Premium
P3‐208: Phosphorylation‐dependent association of tau with the neuronal membrane
Author(s) -
Pooler Amy M.,
Hanger Diane P.
Publication year - 2009
Publication title -
alzheimer's and dementia
Language(s) - English
Resource type - Journals
SCImago Journal Rank - 6.713
H-Index - 118
eISSN - 1552-5279
pISSN - 1552-5260
DOI - 10.1016/j.jalz.2009.04.981
Subject(s) - cytosol , phosphorylation , kinase , tau protein , cell fractionation , chemistry , intracellular , microbiology and biotechnology , cyclin dependent kinase 5 , membrane , biochemistry , biology , protein kinase c , enzyme , alzheimer's disease , medicine , mitogen activated protein kinase kinase , disease
Background: Tau is an abundant cytosolic protein which, in Alzheimer’s disease, becomes hyperphosphorylated and aggregates to form paired helical filaments (PHF) and intracellular tangles. In neurons, tau is able to regulate microtubule stability by associating with the microtubules in a phosphorylation-dependent manner. However, in addition to being cytosolic, it was recently demonstrated in PC12 cells that approximately 20% of tau is associated with the plasma membrane. Membrane-associated tau is predominantly dephosphorylated, at least at the PHF-1 epitope. Objective: To determine whether tau is associated with the neuronal membrane, and to investigate the mechanisms regulating this association. Methods: In 7 DIV cultured rat cortical neurons, we performed cellular fractionation by ultracentrifugation. We analyzed levels of tau in both the cytosolic and the membrane fractions using western blotting. Results: Fractionation of cortical neurons revealed significant amounts of tau in the membrane fraction.
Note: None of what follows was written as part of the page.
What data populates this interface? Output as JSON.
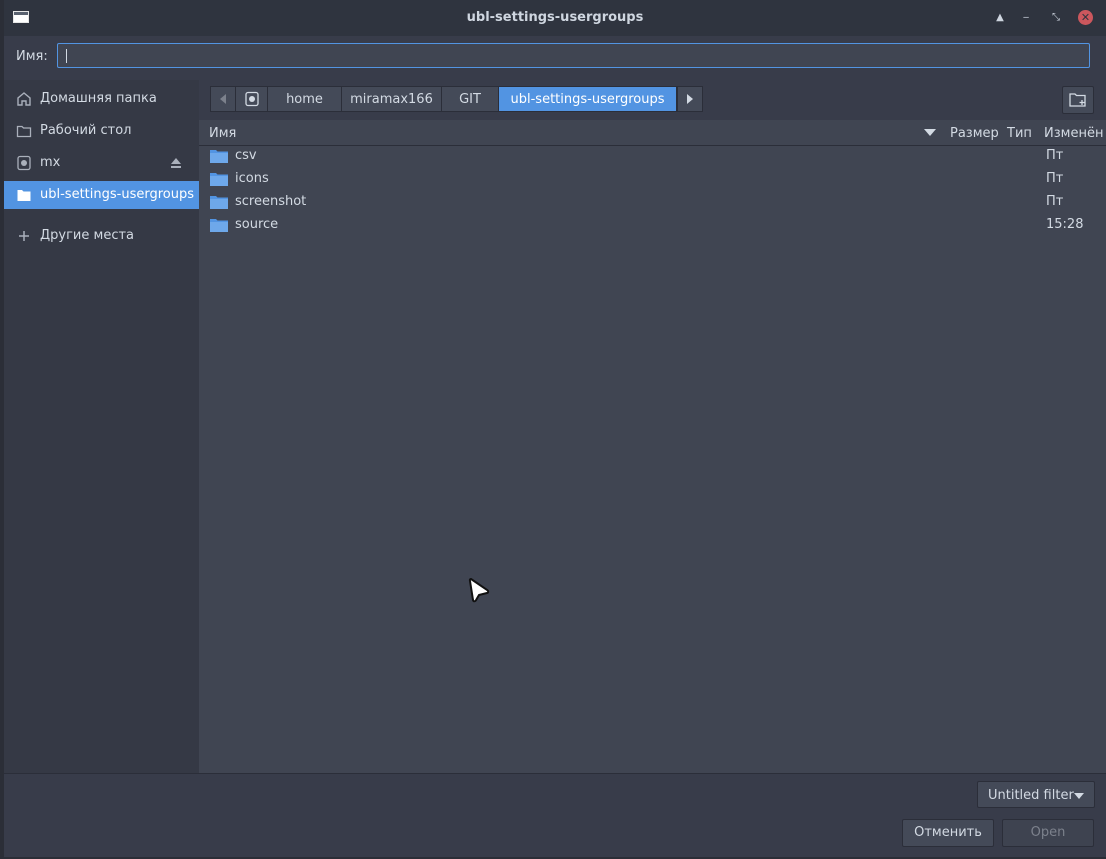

This tau was only weakly PHF-1-positive, but was strongly detected by tau-1, an antibody against tau dephosphorylated at Ser199/202. In order to investigate whether phosphorylation regulates tau trafficking, we treated neurons with inhibitors of tau kinases and performed cellular fractionation. Inhibition of either glycogen synthase kinase-3 (GSK-3) by lithium or casein kinase 1 (CK1) by IC261 resulted in increased levels of dephosphorylated tau associated with membranes, but not in the cytosol. Kinase inhibition was accompanied by a significant increase in the total amount of tau in the membrane relative to the cytosolic fraction. IC261 significantly increased membrane-associated tau levels within 30 minutes of treatment. The effect of IC261 on membrane-association of tau was reversible: four hours posttreatment, tau localization in treated cells was similar to that of control cells. Finally, the effect of IC261 was prevented by pre-treatment with okadaic acid to inhibit phosphatase activity. Conclusions: We conclude that dephosphorylation of tau, especially at CK1 and GSK-3 sites, enhances trafficking of tau from the cytosolic compartment to the neuronal membrane.